Which goes to my point. If that’s what it is, then a vast majority should get better, not just a small handful.

We seem to want to explain all wine things by pure unequivocal science - sorry, folks - not gonna happen.

I’m sure we’ve all had wines that either should have been dead or appeared so upon opening and were drop dead gorgeous - or bottles that should have been awesome that were simply bleh . . .

These are the things that keep me going . . .

Cheers.

I not sure I understand what your point is. I don’t see where Morris has said that only a small portion of the bottles get better. His theory is that the issue, whatever it is, goes away over time. In other words, the problem is that we’ve all been too impatient. And that what we call premature oxidation isn’t oxidation at all.

If it’s not oxidation, why has adding sulfur (an anti-oxidant) fixed the issue in some domaines? And why have Diam and screwcaps that prevent oxidation prevented the problem? I call bullshit on his theory.

I don’t know any domain where adding sulfur has “fixed” the issue.

I think Jasper is focusing on the faux oxidation phenomenon that most any of us have experienced who drink white burgs. this was a major topic of discussion 4-5 years ago when tanzer was bringing it up. But it becomes quite obvious after 1/2-1 hour of air which way a wine is going to go, and if you focus intensely on the wine, it doesn’t really have the hallmarks of true oxidation.
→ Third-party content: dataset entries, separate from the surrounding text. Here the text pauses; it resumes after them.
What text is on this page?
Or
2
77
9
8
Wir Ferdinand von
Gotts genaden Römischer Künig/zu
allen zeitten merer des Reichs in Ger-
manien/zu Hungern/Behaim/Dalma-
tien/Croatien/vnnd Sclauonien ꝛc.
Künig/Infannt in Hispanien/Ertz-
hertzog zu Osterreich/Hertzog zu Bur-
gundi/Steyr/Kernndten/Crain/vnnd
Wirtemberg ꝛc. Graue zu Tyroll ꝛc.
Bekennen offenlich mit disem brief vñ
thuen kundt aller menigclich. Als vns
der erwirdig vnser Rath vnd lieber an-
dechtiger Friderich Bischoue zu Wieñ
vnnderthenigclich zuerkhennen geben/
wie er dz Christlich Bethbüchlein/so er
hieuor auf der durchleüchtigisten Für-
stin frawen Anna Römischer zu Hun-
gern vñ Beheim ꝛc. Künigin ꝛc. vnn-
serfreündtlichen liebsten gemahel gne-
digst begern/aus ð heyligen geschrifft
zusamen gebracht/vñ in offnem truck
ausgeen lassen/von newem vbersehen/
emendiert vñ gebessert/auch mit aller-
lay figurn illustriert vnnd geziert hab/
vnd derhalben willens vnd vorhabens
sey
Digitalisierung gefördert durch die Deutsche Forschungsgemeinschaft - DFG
So for a while we all dutifully would leave our oxidized bottles to get several hours of air, even overnight, to be sure we we’re mis-identifiying them. But over time we learned that these bottles exist, but at least for me constitute perhaps constitute at most 5% of the seemingly oxidized bottles. the rest are just pre-moxed and get worse and worse with air.

For me this is an outdated and old topic that most of us have moved beyond. I’m surprised that Jasper is still stuck on it. (I wonder if he is drinking more pristine bottles in terms of provenance and that his curve of the phenomenon that we know of is delayed by several years).

Fermentation is a reductive process, as is malolactic, that quite literally “un-oxidizes” juice. I intentionally oxidize the white juice for our wines every year and during fermentation they move reductively back to a very fresh state.

That’s not really what this thread is relating too, but oxidation can be undone. It does not really leave you a “new” apple, just a fresh one.

No - That is very clearly not what he is saying at all. Did you listen to the interview? He notes that phenomenon and says that it is rare. Jasper is talking about wines under cork. He is saying that wines under cork go through a phase that mimics oxidation. If you open it while it’s going through that phase then it is dead (most likely - he allows for the rare situation in which it reverses as you describe). But if you wait, and the cork is sound, then the phase mimicking oxidation passes and you get a perfectly aged wine.

For those interested, this all starts at around the 41 minute mark of the podcast. No need to guess at what he is saying. You can just listen.